El comandante en jefe de la prehistoria... y el presente



         Estoy sumergido en la lectura de un libro que hacía tiempo que quería leer y que por fin hace pocos días conseguí. Es un rara avis, un libro de divulgación científica que es un best-seller: De animales a dioses, de Yuval Noah Harari, un importante historiador, profesor y escritor israelí. Nos cuenta, exponiendo teorías, sin apenas intervenir, la aparición del homo sapiens sobre la Tierra y su posterior expansión desde África al resto del planeta. Por cierto, ¿cuánto tardarán en proponer que la ciencia se una al lenguaje inclusivo y hable de homo et mulier sapiens?

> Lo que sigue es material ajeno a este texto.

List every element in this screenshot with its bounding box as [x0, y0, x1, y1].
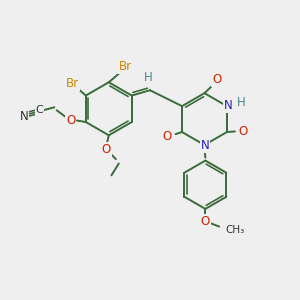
Text: O: O: [163, 130, 172, 143]
Text: O: O: [201, 215, 210, 228]
Text: N: N: [201, 139, 209, 152]
Text: H: H: [237, 96, 246, 109]
Text: O: O: [238, 125, 248, 138]
Text: O: O: [66, 114, 75, 127]
Text: C: C: [36, 105, 43, 115]
Text: CH₃: CH₃: [225, 225, 244, 235]
Text: O: O: [212, 74, 221, 86]
Text: N: N: [224, 99, 233, 112]
Text: N: N: [20, 110, 28, 123]
Text: Br: Br: [118, 61, 131, 74]
Text: Br: Br: [66, 77, 79, 90]
Text: O: O: [102, 143, 111, 156]
Text: H: H: [144, 71, 153, 84]
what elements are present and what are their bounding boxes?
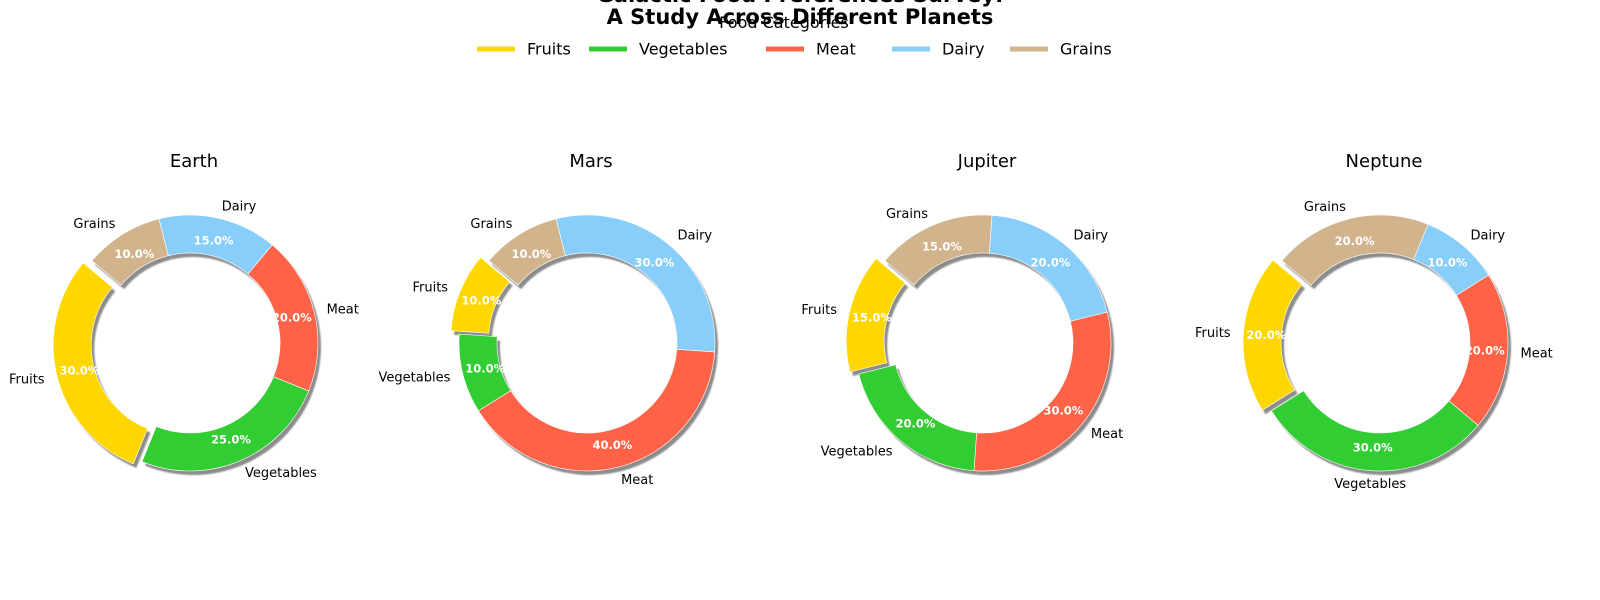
pct-label-neptune-dairy: 10.0% bbox=[1428, 256, 1468, 270]
cat-label-earth-meat: Meat bbox=[327, 302, 359, 317]
legend-label-vegetables: Vegetables bbox=[639, 40, 727, 59]
pct-label-mars-vegetables: 10.0% bbox=[465, 361, 505, 375]
pct-label-mars-meat: 40.0% bbox=[592, 438, 632, 452]
legend-label-dairy: Dairy bbox=[942, 40, 985, 59]
pct-label-neptune-grains: 20.0% bbox=[1335, 234, 1375, 248]
cat-label-mars-fruits: Fruits bbox=[412, 280, 448, 295]
cat-label-mars-dairy: Dairy bbox=[678, 229, 713, 244]
wedge-earth-grains bbox=[91, 218, 169, 286]
wedge-jupiter-fruits bbox=[845, 258, 906, 373]
pct-label-neptune-fruits: 20.0% bbox=[1246, 328, 1286, 342]
pct-label-earth-grains: 10.0% bbox=[114, 247, 154, 261]
pct-label-jupiter-meat: 30.0% bbox=[1043, 404, 1083, 418]
panel-title-jupiter: Jupiter bbox=[957, 151, 1017, 172]
cat-label-jupiter-fruits: Fruits bbox=[801, 303, 837, 318]
donut-jupiter: Jupiter15.0%Fruits20.0%Vegetables30.0%Me… bbox=[801, 151, 1123, 476]
legend-label-meat: Meat bbox=[816, 40, 856, 59]
wedge-neptune-grains bbox=[1281, 214, 1429, 286]
chart-title: Galactic Food Preferences Survey:A Study… bbox=[597, 0, 1004, 29]
cat-label-mars-meat: Meat bbox=[621, 473, 653, 488]
wedge-earth-fruits bbox=[53, 262, 148, 465]
pct-label-mars-fruits: 10.0% bbox=[461, 293, 501, 307]
pct-label-earth-vegetables: 25.0% bbox=[211, 433, 251, 447]
pct-label-jupiter-vegetables: 20.0% bbox=[896, 416, 936, 430]
panel-title-earth: Earth bbox=[170, 151, 218, 172]
wedge-mars-grains bbox=[488, 218, 566, 286]
cat-label-jupiter-vegetables: Vegetables bbox=[821, 444, 893, 459]
cat-label-neptune-dairy: Dairy bbox=[1471, 229, 1506, 244]
cat-label-mars-vegetables: Vegetables bbox=[379, 371, 451, 386]
legend-label-grains: Grains bbox=[1060, 40, 1112, 59]
panels: Earth30.0%Fruits25.0%Vegetables20.0%Meat… bbox=[9, 151, 1553, 492]
panel-title-neptune: Neptune bbox=[1346, 151, 1423, 172]
donut-earth: Earth 30.0% Fruits 25.0% Vegetables 20.0% Meat… bbox=[9, 151, 359, 481]
cat-label-earth-dairy: Dairy bbox=[222, 199, 257, 214]
pct-label-neptune-meat: 20.0% bbox=[1465, 343, 1505, 357]
donut-mars: Mars 10.0% Fruits 10.0% Vegetables 40.0% Meat 3… bbox=[379, 151, 719, 488]
pct-label-jupiter-dairy: 20.0% bbox=[1031, 256, 1071, 270]
wedge-jupiter-grains bbox=[884, 214, 993, 286]
wedge-neptune-fruits bbox=[1242, 259, 1303, 411]
legend-title: Food Categories bbox=[719, 13, 849, 32]
pct-label-jupiter-grains: 15.0% bbox=[922, 239, 962, 253]
wedge-mars-fruits bbox=[450, 256, 511, 334]
cat-label-jupiter-dairy: Dairy bbox=[1074, 229, 1109, 244]
pct-label-earth-meat: 20.0% bbox=[272, 311, 312, 325]
pct-label-jupiter-fruits: 15.0% bbox=[852, 310, 892, 324]
cat-label-jupiter-grains: Grains bbox=[886, 207, 928, 222]
legend: Food Categories Fruits Vegetables Meat Dairy… bbox=[477, 13, 1112, 59]
pct-label-mars-grains: 10.0% bbox=[511, 247, 551, 261]
panel-title-mars: Mars bbox=[569, 151, 612, 172]
cat-label-neptune-fruits: Fruits bbox=[1195, 326, 1231, 341]
cat-label-neptune-vegetables: Vegetables bbox=[1334, 477, 1406, 492]
wedge-jupiter-meat bbox=[973, 311, 1112, 472]
pct-label-earth-fruits: 30.0% bbox=[59, 364, 99, 378]
pct-label-neptune-vegetables: 30.0% bbox=[1353, 441, 1393, 455]
chart-title-line-2: A Study Across Different Planets bbox=[607, 5, 994, 29]
cat-label-neptune-meat: Meat bbox=[1521, 346, 1553, 361]
cat-label-neptune-grains: Grains bbox=[1304, 200, 1346, 215]
wedge-mars-meat bbox=[478, 348, 716, 472]
pct-label-mars-dairy: 30.0% bbox=[635, 256, 675, 270]
wedge-neptune-vegetables bbox=[1271, 390, 1479, 472]
donut-neptune: Neptune 20.0% Fruits 30.0% Vegetables 20.0% Me… bbox=[1195, 151, 1553, 492]
chart-title-line-1: Galactic Food Preferences Survey: bbox=[597, 0, 1004, 7]
cat-label-earth-vegetables: Vegetables bbox=[245, 466, 317, 481]
cat-label-mars-grains: Grains bbox=[470, 217, 512, 232]
cat-label-earth-fruits: Fruits bbox=[9, 373, 45, 388]
cat-label-jupiter-meat: Meat bbox=[1091, 427, 1123, 442]
pct-label-earth-dairy: 15.0% bbox=[194, 234, 234, 248]
legend-label-fruits: Fruits bbox=[527, 40, 571, 59]
wedge-earth-vegetables bbox=[141, 376, 310, 472]
cat-label-earth-grains: Grains bbox=[73, 217, 115, 232]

         Resulta que el homo sapiens ha sido y es el animal más depredador que ha parido la naturaleza. No sólo acabó con otros homínidos como el neandertal, el denisovano, etc., sino que en su primitiva etapa de cazador, antes de la revolución cognitiva y la aparición de la agricultura, arrasó con casi todas las especies, mamíferos y aves, de más de 50 kilos de peso. A su llegada a Australia, hace 45.000 años, había 25 especies de marsupiales de ese peso y 24 se extinguieron rápidamente. Aprovechando un deshielo, hace 14.000 años pasaron de Siberia a Alaska y en sólo uno o dos milenios llegaron hasta la Tierra del Fuego. “La fauna americana contaba con mamuts, mastodontes, roedores del tamaño de osos, manadas de caballos y camellos, leones de enorme tamaño y decenas de especies grandes cuyos equivalentes son hoy en día completamente desconocidos, entre ellos los temibles felinos de dientes de sable y los perezosos gigantes que pesaban hasta ocho toneladas y alcanzaban una altura de seis metros. En dos mil años Norteamérica perdió 34 de sus 47 géneros de mamíferos grandes y Sudamérica perdió 50 de un total de 60”. ¿Y cómo se sabe todo esto? Pues porque hay unos científicos llamados arqueozoólogos que se dedican a buscar huesos y, sobre todo, coprolitos.
         Esta palabra, coprolitos, propia de la terminología científica, que da título a este artículo, yo la desconocía, pero por su eufonía y fuerte contenido semántico y metafórico incorporo a mi léxico desde ya. ¿Y qué es un coprolito? La etimología está clara, y perdonen la referencia escatológica, es ciencia, pero el copros de excremento y el litos de piedra, nos remite a su significado: ‘excremento fosilizado’, en algunos casos pelotas enormes de excremento fosilizado desde hace miles de años, otros mucho más recientes.
         Si bien es cierto que palabras afines, como coprófago, han pasado con éxito al lenguaje vulgar con una gran facilidad, el comemiedda cubano, el coprolito, merece también incorporarse al lenguaje cotidiano, como yo ya he hecho. Es más, yendo a la riqueza metafórica que nos puede aportar, en este momento de vorágine política seguro que a todos se nos ocurre un nombre y una imagen de un coprolito.